A parametric reconstruction of the deceleration parameter

TL;DR

This paper introduces a new logarithmic parametrization of the deceleration parameter in a flat universe, using observational data to reconstruct the universe's expansion history and compare it with existing models.

Contribution

It proposes a novel logarithmic form for q(z) and constrains its parameters using multiple datasets, enhancing understanding of cosmic acceleration.

Findings

Reconstructed q(z) aligns well with observational data.

Model is consistent with other popular cosmological models.

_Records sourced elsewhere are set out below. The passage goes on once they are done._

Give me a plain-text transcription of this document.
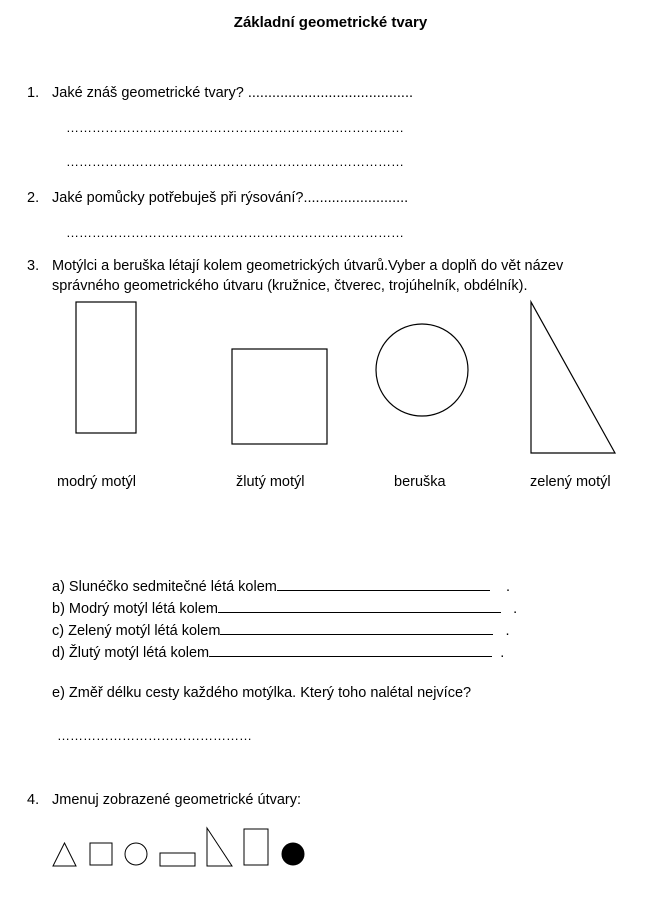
Základní geometrické tvary
1. Jaké znáš geometrické tvary? .........................................
……………………………………………………………………
……………………………………………………………………
2. Jaké pomůcky potřebuješ při rýsování?..........................
……………………………………………………………………
3. Motýlci a beruška létají kolem geometrických útvarů.Vyber a doplň do vět název
správného geometrického útvaru (kružnice, čtverec, trojúhelník, obdélník).
modrý motýl	žlutý motýl	beruška	zelený motýl
a) Slunéčko sedmitečné létá kolem	.
b) Modrý motýl létá kolem	.
c) Zelený motýl létá kolem	.
d) Žlutý motýl létá kolem	.
e) Změř délku cesty každého motýlka. Který toho nalétal nejvíce?
………………………………………
4. Jmenuj zobrazené geometrické útvary:
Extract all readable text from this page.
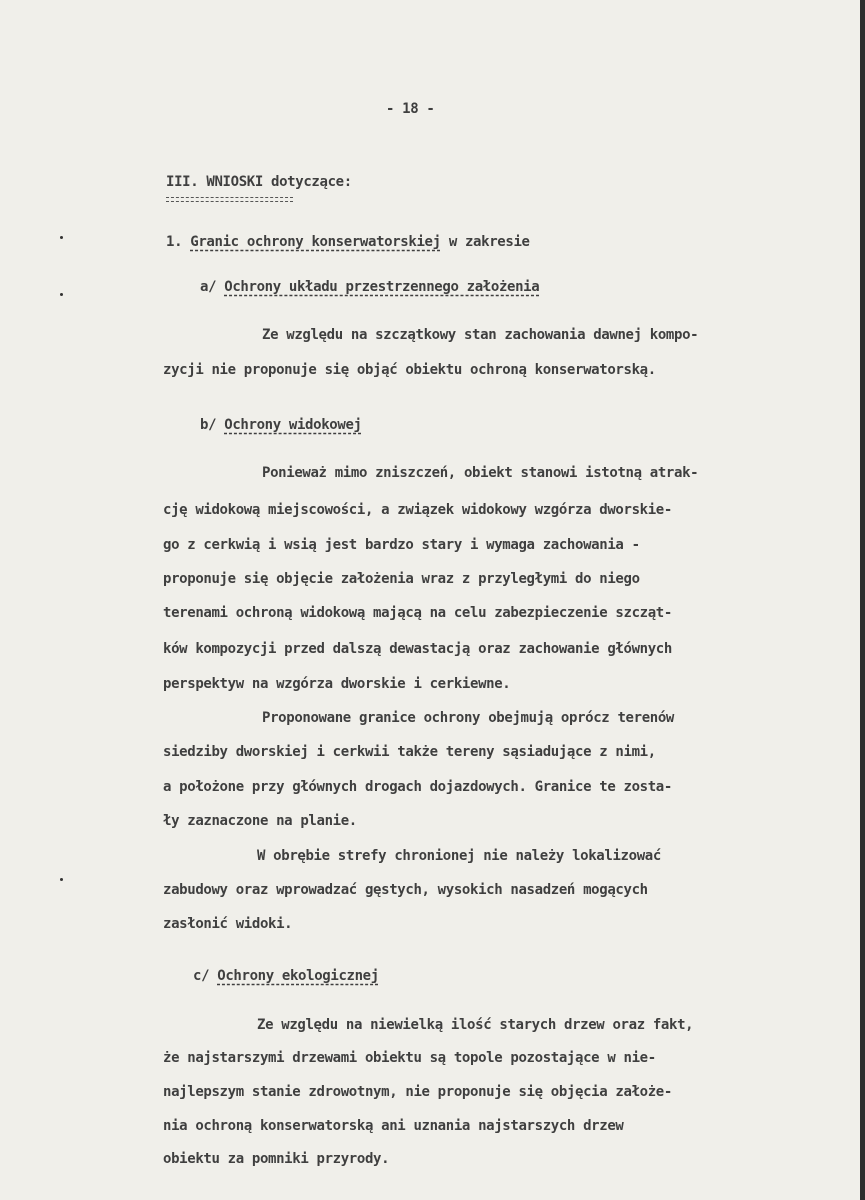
- 18 -

III. WNIOSKI dotyczące:

1. Granic ochrony konserwatorskiej w zakresie

a/ Ochrony układu przestrzennego założenia

Ze względu na szczątkowy stan zachowania dawnej kompo-

zycji nie proponuje się objąć obiektu ochroną konserwatorską.

b/ Ochrony widokowej

Ponieważ mimo zniszczeń, obiekt stanowi istotną atrak-

cję widokową miejscowości, a związek widokowy wzgórza dworskie-

go z cerkwią i wsią jest bardzo stary i wymaga zachowania -

proponuje się objęcie założenia wraz z przyległymi do niego

terenami ochroną widokową mającą na celu zabezpieczenie szcząt-

ków kompozycji przed dalszą dewastacją oraz zachowanie głównych

perspektyw na wzgórza dworskie i cerkiewne.

Proponowane granice ochrony obejmują oprócz terenów

siedziby dworskiej i cerkwii także tereny sąsiadujące z nimi,

a położone przy głównych drogach dojazdowych. Granice te zosta-

ły zaznaczone na planie.

W obrębie strefy chronionej nie należy lokalizować

zabudowy oraz wprowadzać gęstych, wysokich nasadzeń mogących

zasłonić widoki.

c/ Ochrony ekologicznej

Ze względu na niewielką ilość starych drzew oraz fakt,

że najstarszymi drzewami obiektu są topole pozostające w nie-

najlepszym stanie zdrowotnym, nie proponuje się objęcia założe-

nia ochroną konserwatorską ani uznania najstarszych drzew

obiektu za pomniki przyrody.
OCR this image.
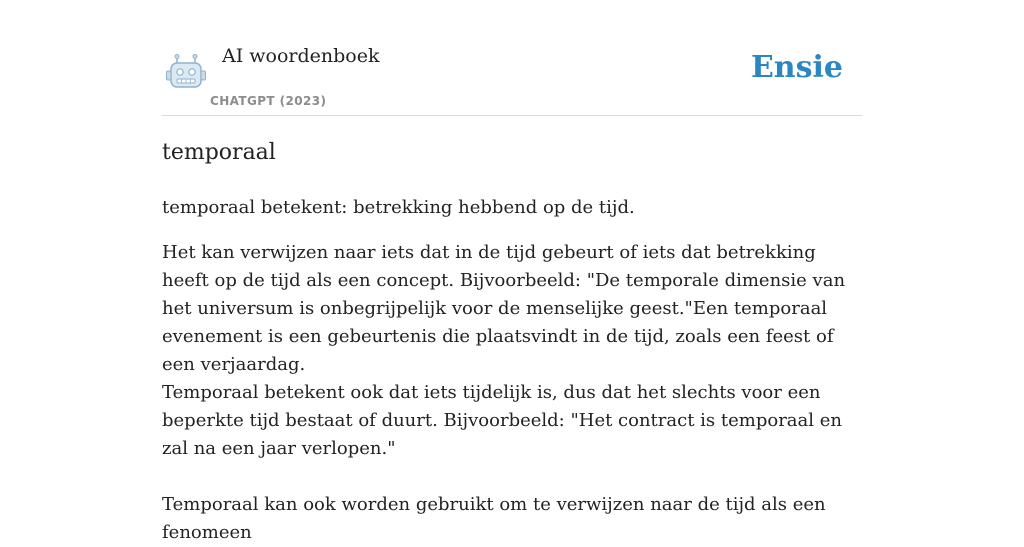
AI woordenboek
CHATGPT (2023)
Ensie
temporaal
temporaal betekent: betrekking hebbend op de tijd.

Het kan verwijzen naar iets dat in de tijd gebeurt of iets dat betrekking heeft op de tijd als een concept. Bijvoorbeeld: "De temporale dimensie van het universum is onbegrijpelijk voor de menselijke geest."Een temporaal evenement is een gebeurtenis die plaatsvindt in de tijd, zoals een feest of een verjaardag.

Temporaal betekent ook dat iets tijdelijk is, dus dat het slechts voor een beperkte tijd bestaat of duurt. Bijvoorbeeld: "Het contract is temporaal en zal na een jaar verlopen."

Temporaal kan ook worden gebruikt om te verwijzen naar de tijd als een fenomeen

AIC and BIC criteria favor the proposed parametrization.

Abstract

The present work is based on a parametric reconstruction of the deceleration parameter $q(z)$ in a model for the spatially flat FRW universe filled with dark energy and non-relativistic matter. In cosmology, the parametric reconstruction technique deals with an attempt to build up a model by choosing some specific evolution scenario for a cosmological parameter and then estimate the values of the parameters with the help of different observational datasets. In this paper, we have proposed a logarithmic parametrization of $q(z)$ to probe the evolution history of the universe. Using the type Ia supernova (SNIa), baryon acoustic oscillation (BAO) and the cosmic microwave background (CMB) datasets, the constraints on the arbitrary model parameters $q_{0}$ and $q_{1}$ are obtained (within $1\sigma$ and $2\sigma$ confidence limits) by $\chi^{2}$-minimization technique. We have then reconstructed the deceleration parameter, the total EoS parameter $\omega_{tot}$, the jerk parameter and have compared the reconstructed results of $q(z)$ with other well-known parametrizations of $q(z)$. We have also shown that two model selection criteria (namely, Akaike information criterion and Bayesian Information Criterion) provide the clear indication that our reconstructed model is well consistent with other popular models.